For a start, research is not a single entity, like a leader, but a multiplicity of disparate projects. We could be led by fish parasites, eighteenth century poets, soil erosion, teacher induction, the documentary films of John Grierson or face recognition. Furthermore, the most obvious characteristic of research is that it doesn’t know where it’s going, even in replication studies, since otherwise there would be no point in calling it research.

Presumably in the above case, being ‘research-led’ is a substitute for being Principal (=vice chancellor) led, even though the individual concerned is paid lots of money to be a leader.

Incidentally both the opposite of research and a synoym for is ‘holiday’. You can either go where you haven’t been before in order to find out what it’s like (a type 1 holiday) or somewhere totally predictable but enjoyable (a type 2 holiday). If I was a psychologist I’d devise a theory and an instrument to study these.

As for student-driven, I’m all for participatory democracy, but since students are there to find out what they don’t know, it is illogical to expect them to tell anyone else what they want to know. Students are under too much financial pressure to pursue excellence, for the most part, whilst staff are under too much pressure to pursue aims and objectives to actually do any teaching. Or research. Or even answer their email.
Cynical, moi?
Yes, but i feel much better for it!

Gray van man

Saturday, January 12th, 2008

Today was more a sort of whitish-grey as we had some rather wet snow last night. After a rather messy day shunting furniture around to Jane’s office in Meylan, time to think about two points>
What is the point of a) this website and b) what is the point, purpose or meaning of life?
The first one is the most difficult, but briefly, it is part of a trend which, pretentiously, could be called “enriching the information landscape”. Thinking back to the 1960s, getting information about technical things involved writing letters, badgering people at exhibitions (if you could get in), reading out of date reference books in the library or just doing it. Which all worked in a rather lean sort of way. Nowadays I can find out what I was doing in 1979, I can find out what I was doing it with and who built it. More or less, anyway. Across a huge range of topics, people are putting what they know into the public domain. Is this any use for anything, apart from encouraging endless surfing? I think it is, but there is no way of knowing what kind of useful.
Not a very original thought I know, but somehow it has to be worth doing, a sort of car boot sale of all knowledge.
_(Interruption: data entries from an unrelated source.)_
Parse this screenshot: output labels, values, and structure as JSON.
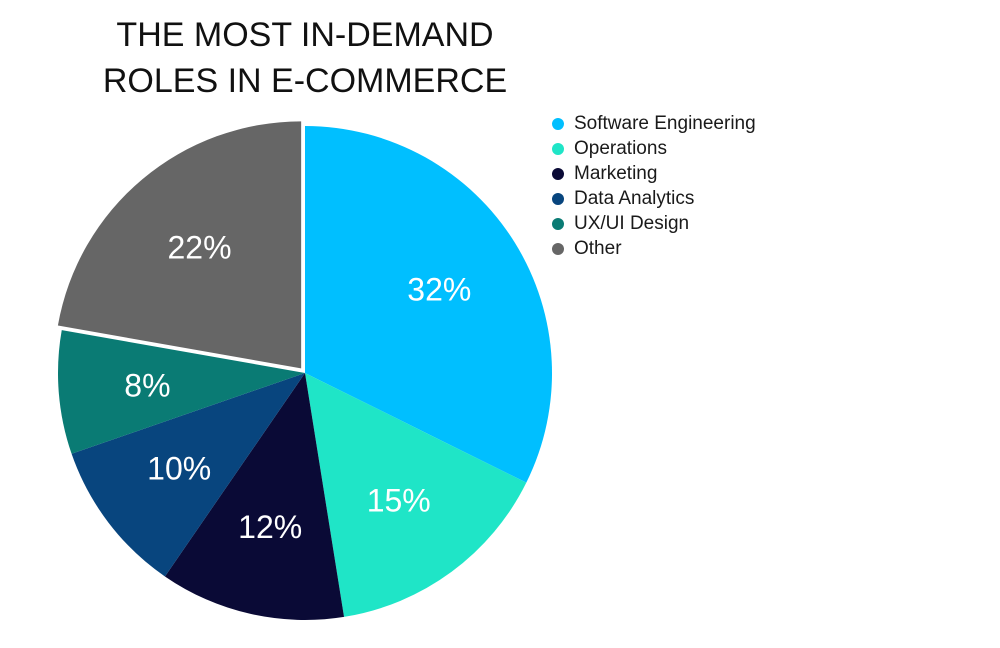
{
  "chart_data": {
    "type": "pie",
    "title_lines": [
      "THE MOST IN-DEMAND",
      "ROLES IN E-COMMERCE"
    ],
    "legend_position": "right",
    "slices": [
      {
        "label": "Software Engineering",
        "value": 32,
        "display": "32%",
        "color": "#00BFFF"
      },
      {
        "label": "Operations",
        "value": 15,
        "display": "15%",
        "color": "#1FE5C7"
      },
      {
        "label": "Marketing",
        "value": 12,
        "display": "12%",
        "color": "#0A0A36"
      },
      {
        "label": "Data Analytics",
        "value": 10,
        "display": "10%",
        "color": "#08457E"
      },
      {
        "label": "UX/UI Design",
        "value": 8,
        "display": "8%",
        "color": "#0A7B74"
      },
      {
        "label": "Other",
        "value": 22,
        "display": "22%",
        "color": "#666666",
        "exploded": true
      }
    ]
  }
}
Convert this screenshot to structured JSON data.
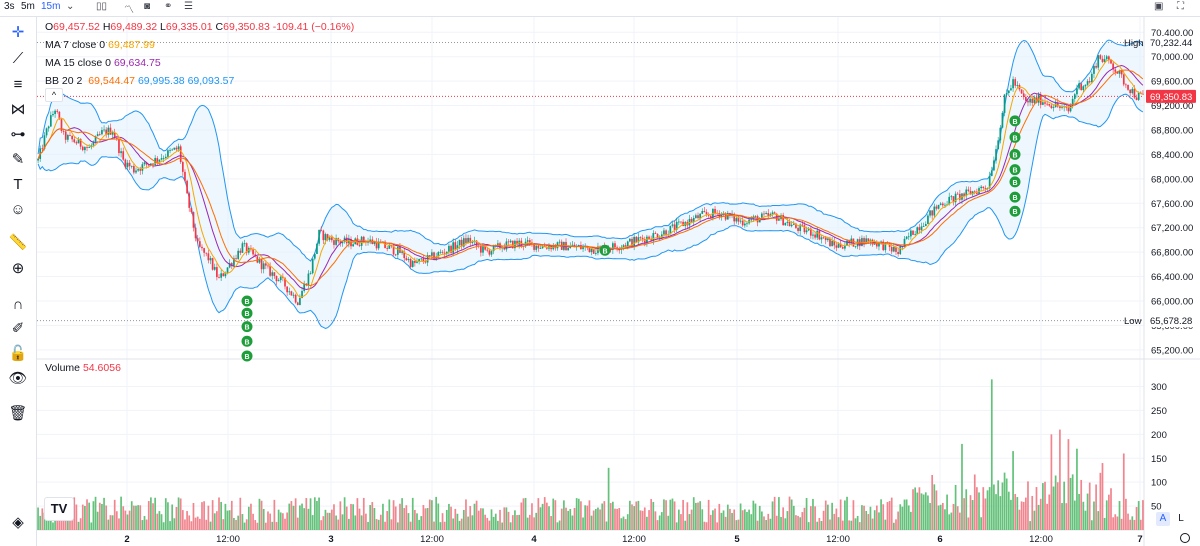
{
  "toolbar": {
    "timeframes": [
      "3s",
      "5m",
      "15m"
    ],
    "active_timeframe": "15m",
    "icons": [
      "chevron-down-icon",
      "candles-icon",
      "indicators-icon",
      "camera-icon",
      "compare-icon",
      "list-icon"
    ],
    "right_icons": [
      "snapshot-icon",
      "fullscreen-icon"
    ]
  },
  "sidebar": {
    "icons": [
      "crosshair-icon",
      "trendline-icon",
      "fib-icon",
      "pattern-icon",
      "prediction-icon",
      "brush-icon",
      "text-icon",
      "emoji-icon",
      "ruler-icon",
      "zoom-in-icon",
      "magnet-icon",
      "lock-drawings-icon",
      "lock-icon",
      "eye-icon",
      "trash-icon",
      "layers-icon"
    ]
  },
  "legend": {
    "ohlc": {
      "o_label": "O",
      "o": "69,457.52",
      "h_label": "H",
      "h": "69,489.32",
      "l_label": "L",
      "l": "69,335.01",
      "c_label": "C",
      "c": "69,350.83",
      "change": "-109.41 (−0.16%)"
    },
    "ma7": {
      "label": "MA 7 close 0",
      "value": "69,487.99"
    },
    "ma15": {
      "label": "MA 15 close 0",
      "value": "69,634.75"
    },
    "bb": {
      "label": "BB 20 2",
      "basis": "69,544.47",
      "upper": "69,995.38",
      "lower": "69,093.57"
    },
    "collapse": "^"
  },
  "volume": {
    "label": "Volume",
    "value": "54.6056"
  },
  "scale_buttons": {
    "auto": "A",
    "log": "L"
  },
  "logo": "TV",
  "colors": {
    "up": "#089981",
    "down": "#f23645",
    "ma7": "#f7a600",
    "ma15": "#9c27b0",
    "bb_basis": "#ff6d00",
    "bb_band": "#2196f3",
    "bb_fill": "#e3f2fd",
    "buy_marker": "#1e9e3a",
    "price_tag": "#f23645",
    "grid": "#f0f3fa",
    "vol_up": "#63c17a",
    "vol_down": "#f0858e"
  },
  "chart_data": [
    {
      "type": "candlestick",
      "title": "",
      "x_ticks": [
        "2",
        "12:00",
        "3",
        "12:00",
        "4",
        "12:00",
        "5",
        "12:00",
        "6",
        "12:00",
        "7"
      ],
      "y_ticks": [
        "70,400.00",
        "70,000.00",
        "69,600.00",
        "69,200.00",
        "68,800.00",
        "68,400.00",
        "68,000.00",
        "67,600.00",
        "67,200.00",
        "66,800.00",
        "66,400.00",
        "66,000.00",
        "65,600.00",
        "65,200.00"
      ],
      "y_tick_values": [
        70400,
        70000,
        69600,
        69200,
        68800,
        68400,
        68000,
        67600,
        67200,
        66800,
        66400,
        66000,
        65600,
        65200
      ],
      "ylim": [
        65050,
        70650
      ],
      "high": {
        "label": "High",
        "value": 70232.44,
        "text": "70,232.44"
      },
      "low": {
        "label": "Low",
        "value": 65678.28,
        "text": "65,678.28"
      },
      "last_price": {
        "value": 69350.83,
        "text": "69,350.83"
      },
      "buy_marker_label": "B",
      "price_path": [
        [
          0,
          68300
        ],
        [
          5,
          68900
        ],
        [
          8,
          69150
        ],
        [
          12,
          68700
        ],
        [
          18,
          68600
        ],
        [
          24,
          68500
        ],
        [
          30,
          68750
        ],
        [
          35,
          68800
        ],
        [
          40,
          68300
        ],
        [
          45,
          68150
        ],
        [
          52,
          68250
        ],
        [
          60,
          68400
        ],
        [
          66,
          68500
        ],
        [
          70,
          67700
        ],
        [
          75,
          66900
        ],
        [
          80,
          66700
        ],
        [
          85,
          66350
        ],
        [
          90,
          66600
        ],
        [
          96,
          66900
        ],
        [
          102,
          66700
        ],
        [
          108,
          66500
        ],
        [
          115,
          66300
        ],
        [
          122,
          66000
        ],
        [
          128,
          66500
        ],
        [
          132,
          67100
        ],
        [
          138,
          67000
        ],
        [
          146,
          66950
        ],
        [
          154,
          67000
        ],
        [
          162,
          66900
        ],
        [
          170,
          66800
        ],
        [
          176,
          66600
        ],
        [
          184,
          66700
        ],
        [
          190,
          66800
        ],
        [
          196,
          66900
        ],
        [
          202,
          67000
        ],
        [
          210,
          66800
        ],
        [
          218,
          66900
        ],
        [
          226,
          66950
        ],
        [
          236,
          66900
        ],
        [
          248,
          66900
        ],
        [
          262,
          66850
        ],
        [
          272,
          66900
        ],
        [
          282,
          67000
        ],
        [
          292,
          67100
        ],
        [
          302,
          67250
        ],
        [
          312,
          67400
        ],
        [
          320,
          67450
        ],
        [
          330,
          67300
        ],
        [
          338,
          67350
        ],
        [
          346,
          67400
        ],
        [
          356,
          67200
        ],
        [
          366,
          67100
        ],
        [
          374,
          66900
        ],
        [
          382,
          66950
        ],
        [
          390,
          67000
        ],
        [
          398,
          66900
        ],
        [
          404,
          66800
        ],
        [
          410,
          67100
        ],
        [
          416,
          67300
        ],
        [
          424,
          67600
        ],
        [
          432,
          67700
        ],
        [
          440,
          67800
        ],
        [
          446,
          67900
        ],
        [
          450,
          68500
        ],
        [
          454,
          69300
        ],
        [
          458,
          69600
        ],
        [
          464,
          69250
        ],
        [
          470,
          69300
        ],
        [
          478,
          69200
        ],
        [
          484,
          69100
        ],
        [
          488,
          69500
        ],
        [
          494,
          69600
        ],
        [
          498,
          70000
        ],
        [
          504,
          69900
        ],
        [
          510,
          69600
        ],
        [
          516,
          69350
        ]
      ],
      "buy_marker_prices": [
        66000,
        65800,
        65580,
        65340,
        65100,
        66830,
        68950,
        68680,
        68400,
        68150,
        67950,
        67700,
        67470
      ]
    },
    {
      "type": "bar",
      "title": "Volume",
      "y_ticks": [
        "300",
        "250",
        "200",
        "150",
        "100",
        "50"
      ],
      "y_tick_values": [
        300,
        250,
        200,
        150,
        100,
        50
      ],
      "ylim": [
        0,
        345
      ],
      "spikes": [
        {
          "bar": 268,
          "value": 130
        },
        {
          "bar": 420,
          "value": 115
        },
        {
          "bar": 434,
          "value": 180
        },
        {
          "bar": 448,
          "value": 315
        },
        {
          "bar": 454,
          "value": 120
        },
        {
          "bar": 458,
          "value": 165
        },
        {
          "bar": 476,
          "value": 200
        },
        {
          "bar": 480,
          "value": 210
        },
        {
          "bar": 484,
          "value": 190
        },
        {
          "bar": 488,
          "value": 170
        },
        {
          "bar": 500,
          "value": 140
        },
        {
          "bar": 510,
          "value": 160
        }
      ]
    }
  ]
}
Now for the meaning of life. I’m currently writing a book which is partly about death (link) and in order to do that I was looking at websites about the meaning of life, which of course consisted mainly of Christian contributions about divine purpose and so on. I’m sure I will be put right on this, but there seems to be a gap in philosophical thinking here. The main problem is that we have huge difficulty in imagining how something could not have some sort of ultimate purpose, without falling into “Oh what’s the point of it all, can’t go on etc etc”. In “the Principle of Reason”, Heidegger shows how difficult, or impossible, it is to find an ultimate ground for reason. But ‘ground’ is a metaphor, so there’s a clue to how to start thinking about purpose, not as something ‘built’ on foundations but as something circulating, fluid, dynamic etc. Like the web, whose purpose is to circulate information or knowledge, but to what further purpose?